Result: Truckers delivered 3 million-plus pounds of firewood to the Navajo Nation and other Native American tribes in Utah.
“We don’t have heaters, we don’t have central cooling systems on the reservation, a lot of the homes here depend on firewood for food,” Pete Sands, a public relations specialist for Utah Navajo Health System, said in a news release. “...Even though we come from a different background, different cultures, we can still come together and help each other.”
• Members and missionaries alike are helping survivors of the devastating fires that destroyed thousands of homes and charred millions of acres in California, Oregon and Washington.
“This had given me a bird’s-eye view of the best of people,” Deni Goodwin, a new Relief Society president in Oregon’s Bear Creek Ward, said in a news release. “We’ve had cars donated, we’ve had money donated, we’ve had housing situations donated. People are so very good.”
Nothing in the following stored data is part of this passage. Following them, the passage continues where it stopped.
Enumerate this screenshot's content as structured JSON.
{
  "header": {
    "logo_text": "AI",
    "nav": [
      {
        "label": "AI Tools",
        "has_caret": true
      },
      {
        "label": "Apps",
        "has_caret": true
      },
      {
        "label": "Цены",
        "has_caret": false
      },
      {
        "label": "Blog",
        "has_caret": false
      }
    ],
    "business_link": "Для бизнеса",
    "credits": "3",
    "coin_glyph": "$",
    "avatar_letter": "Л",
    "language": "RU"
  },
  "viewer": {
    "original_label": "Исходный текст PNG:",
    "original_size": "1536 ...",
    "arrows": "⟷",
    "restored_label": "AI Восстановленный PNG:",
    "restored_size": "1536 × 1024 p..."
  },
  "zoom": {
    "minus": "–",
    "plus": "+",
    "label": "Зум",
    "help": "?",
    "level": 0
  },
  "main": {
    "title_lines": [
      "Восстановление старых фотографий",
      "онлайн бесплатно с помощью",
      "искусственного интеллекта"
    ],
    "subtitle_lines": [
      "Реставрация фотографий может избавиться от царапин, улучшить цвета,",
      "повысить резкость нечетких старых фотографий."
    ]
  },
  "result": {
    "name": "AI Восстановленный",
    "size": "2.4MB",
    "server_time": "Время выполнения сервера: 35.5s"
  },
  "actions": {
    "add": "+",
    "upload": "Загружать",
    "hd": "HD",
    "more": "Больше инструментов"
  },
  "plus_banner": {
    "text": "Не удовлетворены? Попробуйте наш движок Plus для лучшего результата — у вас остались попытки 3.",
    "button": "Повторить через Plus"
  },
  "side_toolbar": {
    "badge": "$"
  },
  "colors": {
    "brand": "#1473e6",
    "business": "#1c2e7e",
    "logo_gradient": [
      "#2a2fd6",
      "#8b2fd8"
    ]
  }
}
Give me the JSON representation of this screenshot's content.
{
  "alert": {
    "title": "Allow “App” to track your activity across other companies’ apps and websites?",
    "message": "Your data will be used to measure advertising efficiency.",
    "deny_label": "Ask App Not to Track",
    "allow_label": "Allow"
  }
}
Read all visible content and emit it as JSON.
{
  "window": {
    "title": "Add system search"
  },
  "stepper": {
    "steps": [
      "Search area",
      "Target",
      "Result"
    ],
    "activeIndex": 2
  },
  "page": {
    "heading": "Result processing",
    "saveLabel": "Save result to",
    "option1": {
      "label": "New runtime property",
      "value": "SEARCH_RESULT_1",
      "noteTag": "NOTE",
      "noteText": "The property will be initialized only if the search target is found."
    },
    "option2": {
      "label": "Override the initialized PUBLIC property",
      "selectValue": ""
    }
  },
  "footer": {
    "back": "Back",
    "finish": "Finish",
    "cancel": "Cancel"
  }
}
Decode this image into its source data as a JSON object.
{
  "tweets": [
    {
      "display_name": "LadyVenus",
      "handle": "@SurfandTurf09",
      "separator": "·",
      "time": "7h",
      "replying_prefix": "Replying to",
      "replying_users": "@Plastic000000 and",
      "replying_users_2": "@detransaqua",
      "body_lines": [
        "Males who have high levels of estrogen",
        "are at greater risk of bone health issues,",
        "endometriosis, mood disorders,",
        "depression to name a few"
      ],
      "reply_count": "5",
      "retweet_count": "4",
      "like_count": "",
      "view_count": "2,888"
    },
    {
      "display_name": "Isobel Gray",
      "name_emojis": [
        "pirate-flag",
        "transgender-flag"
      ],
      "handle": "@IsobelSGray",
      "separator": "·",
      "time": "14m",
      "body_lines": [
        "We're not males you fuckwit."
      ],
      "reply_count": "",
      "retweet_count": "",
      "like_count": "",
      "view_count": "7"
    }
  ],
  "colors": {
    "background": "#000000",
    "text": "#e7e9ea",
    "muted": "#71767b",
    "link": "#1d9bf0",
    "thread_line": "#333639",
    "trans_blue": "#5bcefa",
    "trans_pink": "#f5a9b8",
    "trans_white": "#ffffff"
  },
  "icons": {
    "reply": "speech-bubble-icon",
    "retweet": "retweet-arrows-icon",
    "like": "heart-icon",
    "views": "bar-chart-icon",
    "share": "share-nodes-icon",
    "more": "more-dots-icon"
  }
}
• Next week, 147 of the church’s temples, including the one in Santiago, Chile, will be providing marriage “sealings” under Phase 1 of a worldwide reopening plan. Of those, 107 temples also will be in Phase 2, offering “all temple ordinances for living individuals.”
• Curious how the four-year renovation work is progressing on the Salt Lake Temple after nine months?
Well, if you’re near downtown Salt Lake City, you can peer through window fences and see that much of the foundation has been exposed, allowing passersby to view the stones set by pioneers back in 1853.
Or you can click on a YouTube video for a close-up tour.
“It’s special to see those stones,” Andy Kirby, the church’s director of historic temple renovations, said in a news release. “It makes me think of the times in which the stones were laid, the resources that the [Latter-day Saints] had during those times and the struggles they were going through.”
• A socially distanced groundbreaking Saturday launched construction of the Brasília Temple.
The single-story, 25,000-square-foot building will be “the center of our worship. A place to be taught, comforted, invested with power from above,” general authority Seventy Adilson de Paula Parrella said in a news release.
The Brazilian native prayed that Latter-day Saints will “continue to strive to be good citizens who serve and bless our neighbors and ... never forget the poor and needy.”
Brazil, home to more than 1.4 million members, has seven operating temples and four planned for construction.
Quote of the week
“I don’t think there are many people who are openly queer and whose dad is now in one of the highest positions of authority in the LDS Church. If there are, I would love to meet them for a nice cup of group therapy.”